Similar amendments are in progress in the 3 remaining countries on the list, but immigration reform in these countries has not progressed enough to demonstrate outward manifestation, nor is the process transparent enough for us to gain additional insight.

The Final Verdict

The countries that have been facing issues pertaining to harsh anti-immigration laws now recognize that their heinous treatment of foreign workers will no longer go unnoticed and in fact is being classified as a human rights violation.  It is easy to malign countries with record of various human rights abuses; however, it is more reprehensible for countries with robust economies and strong human rights protections to deny the benefits that have been received from immigraant or 'undocumented' laborers. To adopt such a hypocritical and uncompromising stance on immigration will only hurt the economic ecosystem in the long-term.

One could be kind and say that the stance they have adopted is because they haven't realized the true worth of these migrants and the advantages they bring.  But, more likely the exact opposite and that these governments are keenly aware of the benefits derived, but because this population of migrant workers is vulnerable and have the most to lose, many laborers find themselves in the untenable position of being regularly abused and taken advantaged.

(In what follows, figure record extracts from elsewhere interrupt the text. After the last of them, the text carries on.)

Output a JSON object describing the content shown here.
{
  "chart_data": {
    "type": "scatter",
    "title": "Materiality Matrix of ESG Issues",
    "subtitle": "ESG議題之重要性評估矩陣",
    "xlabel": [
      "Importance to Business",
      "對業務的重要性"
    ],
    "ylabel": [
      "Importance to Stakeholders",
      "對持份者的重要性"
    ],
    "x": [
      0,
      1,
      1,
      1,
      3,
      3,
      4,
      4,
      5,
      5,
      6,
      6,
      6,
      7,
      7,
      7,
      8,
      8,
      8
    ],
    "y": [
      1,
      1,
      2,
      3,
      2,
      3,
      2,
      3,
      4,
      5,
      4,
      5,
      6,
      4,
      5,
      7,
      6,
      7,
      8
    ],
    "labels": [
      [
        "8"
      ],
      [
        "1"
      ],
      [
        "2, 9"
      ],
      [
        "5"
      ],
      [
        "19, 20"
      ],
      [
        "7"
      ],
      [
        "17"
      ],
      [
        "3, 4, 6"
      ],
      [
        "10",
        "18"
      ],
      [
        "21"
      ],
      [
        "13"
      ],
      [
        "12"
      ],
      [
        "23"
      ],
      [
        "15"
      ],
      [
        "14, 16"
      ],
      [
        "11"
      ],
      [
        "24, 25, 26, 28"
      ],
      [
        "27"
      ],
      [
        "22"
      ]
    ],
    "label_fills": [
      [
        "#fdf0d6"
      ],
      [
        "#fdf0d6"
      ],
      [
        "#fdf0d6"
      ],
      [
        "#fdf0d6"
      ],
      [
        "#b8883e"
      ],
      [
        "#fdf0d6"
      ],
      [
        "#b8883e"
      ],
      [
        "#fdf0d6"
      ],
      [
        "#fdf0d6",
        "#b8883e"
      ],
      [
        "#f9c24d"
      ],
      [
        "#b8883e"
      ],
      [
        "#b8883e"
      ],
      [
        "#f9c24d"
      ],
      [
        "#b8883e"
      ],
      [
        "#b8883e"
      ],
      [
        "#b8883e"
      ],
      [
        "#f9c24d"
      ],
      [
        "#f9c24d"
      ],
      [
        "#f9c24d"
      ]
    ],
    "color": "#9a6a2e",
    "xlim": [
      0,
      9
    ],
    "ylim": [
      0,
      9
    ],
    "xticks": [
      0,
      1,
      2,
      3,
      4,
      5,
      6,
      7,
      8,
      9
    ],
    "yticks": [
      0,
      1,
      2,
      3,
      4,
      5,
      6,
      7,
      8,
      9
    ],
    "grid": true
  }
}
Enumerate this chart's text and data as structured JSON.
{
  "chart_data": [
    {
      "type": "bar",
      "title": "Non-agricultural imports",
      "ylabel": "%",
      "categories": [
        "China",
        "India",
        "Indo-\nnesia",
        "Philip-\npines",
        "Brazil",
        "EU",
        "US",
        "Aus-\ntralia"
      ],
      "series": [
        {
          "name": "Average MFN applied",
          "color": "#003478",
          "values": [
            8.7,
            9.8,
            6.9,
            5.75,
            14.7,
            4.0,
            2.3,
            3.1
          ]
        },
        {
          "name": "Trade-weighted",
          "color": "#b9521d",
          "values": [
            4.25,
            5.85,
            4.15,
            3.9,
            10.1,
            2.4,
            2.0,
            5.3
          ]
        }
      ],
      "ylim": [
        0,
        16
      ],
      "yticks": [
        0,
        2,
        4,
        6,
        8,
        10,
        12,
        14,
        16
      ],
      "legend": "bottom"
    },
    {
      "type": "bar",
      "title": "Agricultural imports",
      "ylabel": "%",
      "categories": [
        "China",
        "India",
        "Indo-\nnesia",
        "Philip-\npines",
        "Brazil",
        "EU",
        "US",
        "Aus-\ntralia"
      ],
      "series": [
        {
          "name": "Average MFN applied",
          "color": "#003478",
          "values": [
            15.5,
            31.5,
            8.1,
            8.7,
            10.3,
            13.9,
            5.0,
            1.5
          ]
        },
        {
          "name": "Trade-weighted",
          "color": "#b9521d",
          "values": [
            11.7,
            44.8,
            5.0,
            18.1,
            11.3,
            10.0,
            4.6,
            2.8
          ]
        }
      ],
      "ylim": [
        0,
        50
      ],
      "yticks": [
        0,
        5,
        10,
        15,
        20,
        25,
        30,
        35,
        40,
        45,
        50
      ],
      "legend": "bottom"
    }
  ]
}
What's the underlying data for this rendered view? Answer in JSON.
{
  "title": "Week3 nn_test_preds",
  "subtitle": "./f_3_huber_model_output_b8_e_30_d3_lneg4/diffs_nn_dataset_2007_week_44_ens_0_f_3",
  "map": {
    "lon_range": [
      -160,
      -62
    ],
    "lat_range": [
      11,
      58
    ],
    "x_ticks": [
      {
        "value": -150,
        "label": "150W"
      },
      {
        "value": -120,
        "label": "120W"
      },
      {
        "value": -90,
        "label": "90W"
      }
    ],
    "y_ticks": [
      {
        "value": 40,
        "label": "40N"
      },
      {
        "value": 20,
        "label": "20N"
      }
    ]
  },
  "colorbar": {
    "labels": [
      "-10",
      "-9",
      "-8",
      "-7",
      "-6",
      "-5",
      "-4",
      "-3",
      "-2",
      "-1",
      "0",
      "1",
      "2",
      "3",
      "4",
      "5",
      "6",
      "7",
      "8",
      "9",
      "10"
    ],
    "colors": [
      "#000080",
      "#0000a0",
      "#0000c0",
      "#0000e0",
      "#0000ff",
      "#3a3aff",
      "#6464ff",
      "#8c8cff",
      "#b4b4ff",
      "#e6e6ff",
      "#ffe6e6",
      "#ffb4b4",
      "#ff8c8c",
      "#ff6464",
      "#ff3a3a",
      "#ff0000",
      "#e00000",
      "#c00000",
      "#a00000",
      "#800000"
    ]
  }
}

This is a highly charged issue clearly demands greater awareness and compassion, as well as a desire to accept people from different backgrounds and religious beliefs into their midst. Once this has been accomplished, immigration laws will hopefully become merely written words on a piece of paper, because policy will then be driven less by the letter of the law, but the fulfillment of the original framework that provided avenues for people to improve their lot in life while bring great benefit to their adopted country.